Brexit: e agora?
As relações Portugal – Reino Unido
Alterações no âmbito da aplicação da lei, segurança e resolução de disputas, das regras de concorrência, e de circulação de pessoas e acesso a profissões
Com o Reino Unido fora do mercado único e da união aduaneira, foram necessários mais de nove meses de esforço conjunto para se chegar a um acordo comercial que protege-se o essencial do relacionamento entre os dois blocos.
A proximidade geográfica, económica e social tornou urgente um entendimento, que sem dúvida foi muito desejado e contribuirá para um caminho comum de desenvolvimento, não obstante o cenário atual ser, significativamente, mais restritivo.
É assim muito importante, antes do mais, sublinhar que este acordo é bem-vindo, proporciona uma plataforma de entendimento futuro e minimiza os condicionalismos, inevitáveis, daqui para a frente.

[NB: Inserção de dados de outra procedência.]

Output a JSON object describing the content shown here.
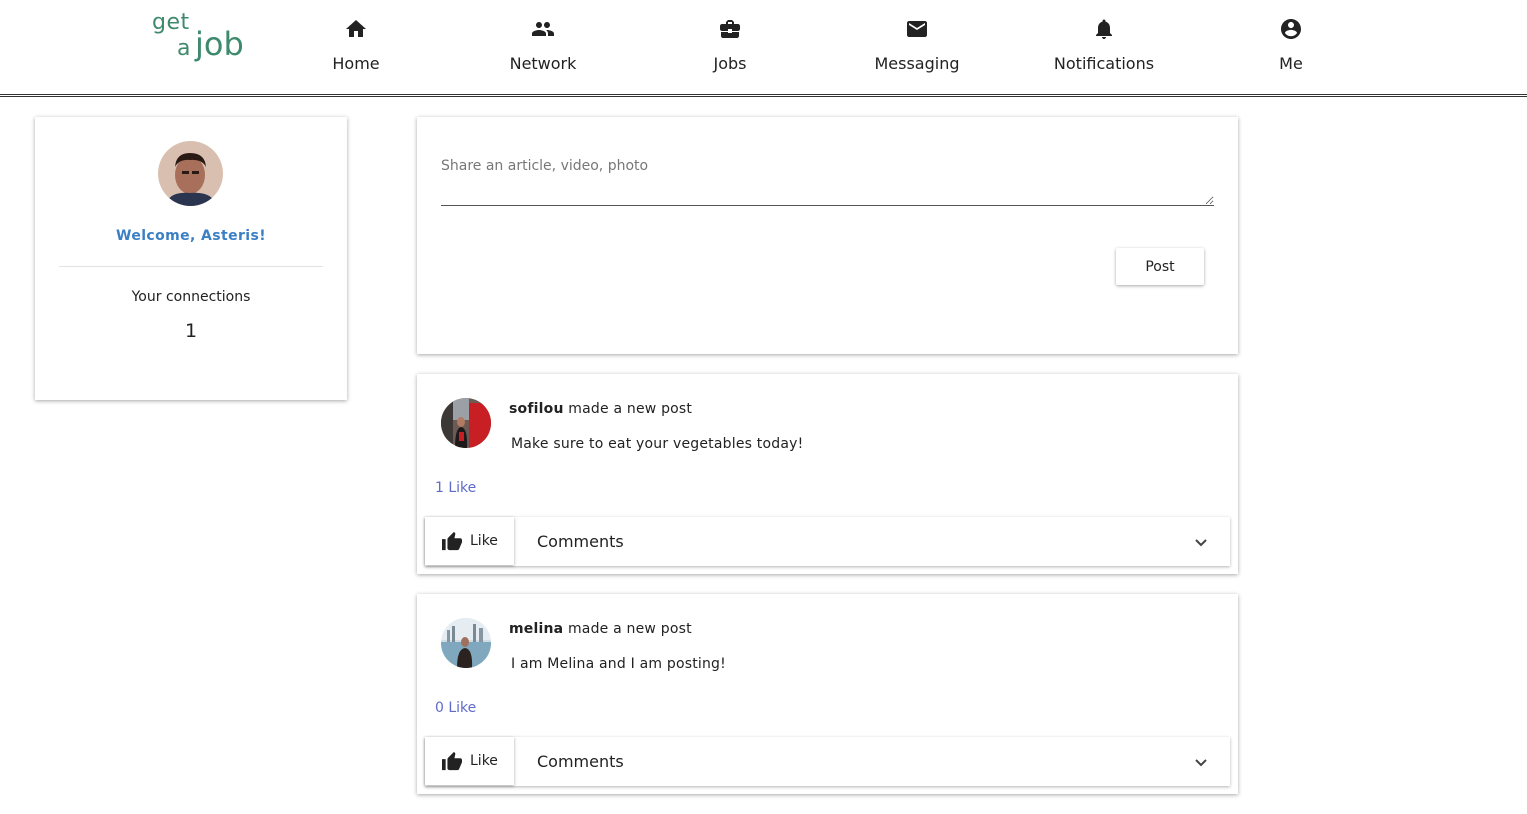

Feita esta ressalva, importa dizer que este é um acordo feito em condições algo singulares, porquanto ele sucede um cenário de ampla liberdade nas relações comerciais. Ora um acordo comercial, usualmente, liberaliza o comércio entre países, o que neste caso não sucede, pois ele determina, outrossim, um conjunto de barreiras e limites a essa liberdade económica.
O acordo não vai tão longe quanto seria desejável sendo, por muitos, apelidado de “thin deal”; deixa muitas matérias para futura discussão e contém limitações que não podem ser menorizadas. Dito isto, julgo que deve ser visto como um bom ponto de partida, numa negociação que, na realidade, começa agora…
QUANTO À APLICAÇÃO DA LEI, SEGURANÇA E RESOLUÇÃO DE DISPUTAS
O acordo legitima uma extensa cooperação em três áreas principais: intercâmbio de informações e acesso a bases de dados; cooperação entre agências; e facilidade de extradição.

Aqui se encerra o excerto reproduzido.